Are there different categories of agents, each with a specific architecture on both level, algorithmic and visual?

Y.: The shape is only a metaphor for a model. We define borders for our model. The borders we are investigating and developing imply a kind of representation, not specialized but interactive.

P.: So there is no symbolism, no allegory?

C.: Maybe there come up some new things. In the work represented here all the agents are autogenerative. They are connected to processes in the Internet which change continuosly. These agents always modify themselves. 
They offer also points of interest which can be activated by the observer of the installation. Thus the knowbot will also mutate and react according to the interest of the visitor.

P.: Which is the logic you follow to develop the agents, where do you find the first input to design them?

C.: The first outlines of the knowbot relate to visual material that is used in the research fields mixed with our creativity... For example one agent refers to the computer simulation of the tide of the Antarctic sea; we develop a model and write an interface for data coming from the satellite observation.
The interesting thing is that we deal with processes you can't see in reality. Hidden processes, sometimes extremely small or extremely big, and very complex. Furthermore you can't live in the Antarctic, it means you can't experience directly, empirically this kind of reality without the help of technology.
Actually for the scientists it does not make anymore sense to work directly in contact with the nature. They need data,  intelligent data for their terminals in the institutes. And intelligent data means that you have installed robots and automata which live there all the year long sending periodically raw data.

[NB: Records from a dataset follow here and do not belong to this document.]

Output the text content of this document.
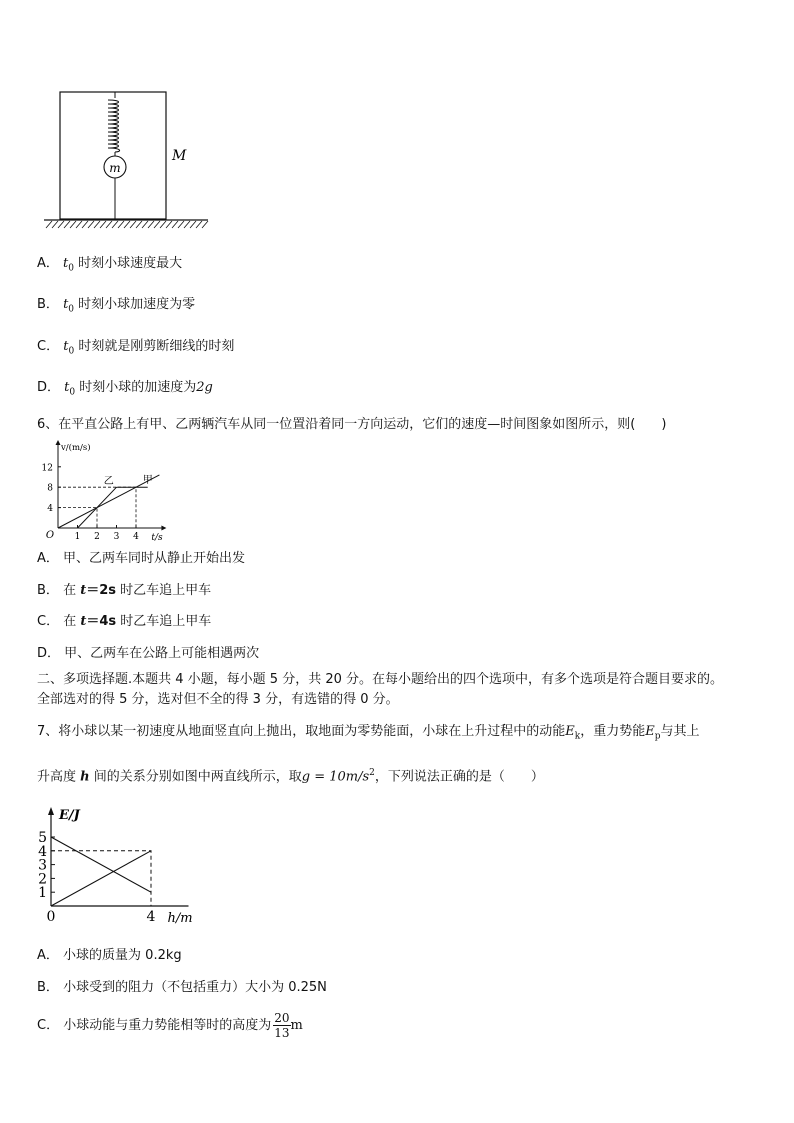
m
M
A． $t_0$ 时刻小球速度最大
B． $t_0$ 时刻小球加速度为零
C． $t_0$ 时刻就是刚剪断细线的时刻
D． $t_0$ 时刻小球的加速度为2g
6、在平直公路上有甲、乙两辆汽车从同一位置沿着同一方向运动，它们的速度—时间图象如图所示，则(　　)
4
8
12
1 2 3 4
O
v/(m/s)
t/s
乙	甲
A． 甲、乙两车同时从静止开始出发
B． 在 t＝2s 时乙车追上甲车
C． 在 t＝4s 时乙车追上甲车
D． 甲、乙两车在公路上可能相遇两次
二、多项选择题.本题共 4 小题，每小题 5 分，共 20 分。在每小题给出的四个选项中，有多个选项是符合题目要求的。
全部选对的得 5 分，选对但不全的得 3 分，有选错的得 0 分。
7、将小球以某一初速度从地面竖直向上抛出，取地面为零势能面，小球在上升过程中的动能$E_k$，重力势能$E_p$与其上
升高度 h 间的关系分别如图中两直线所示，取$g = 10m/s^2$，下列说法正确的是（　　）
1
2
3
4
5
4
0
E/J
h/m
A． 小球的质量为 0.2kg
B． 小球受到的阻力（不包括重力）大小为 0.25N
C． 小球动能与重力势能相等时的高度为 $\frac{20}{13}$ m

Only few scientists need to go there to maintein the functionality of these robots. Sometimes they put sensors on the animals living in the Antarctic continent directly connected to computers. They exterritorialize their nature in the networks. maybe our artistic work is a kind of re-territorialization.

Y.: The important is not to discuss the meaning of measures, rather how can we visualize and handle this complexity of information. That's a problem for the scientists too. There are so many data: how can we turn it into information and knowledge, how can we handle this with the knowledge we have?

P:You said about this new work that maintains the state of process, not only for the interactivity but also because keeps itself constantly updated. 
Since we cannot follow the whole information processing you make a selection of the information displayed inside the simulation space otherwise it would be a completely chaotic system since the information are coming almost in real time. How do you make this kind of classification?

C: It is necessary to define a strategy about order and the generation of new things. With computers we analyze fragments of the reality and at the same time we build and initiate complex processes. This is what the work is dealing about. You can't deal directly with data fields and with databases to make a model only by analysis; you get millions of data the human brain is unable to perceive. 
To outline a model that simulate one year of a certain natural process you need 'giga-tons' of data to keep the simulation running. You really have to find new criteria, new formulations or maybe new bodies (we call them "incorporations") to construct, visualize and perceive such models.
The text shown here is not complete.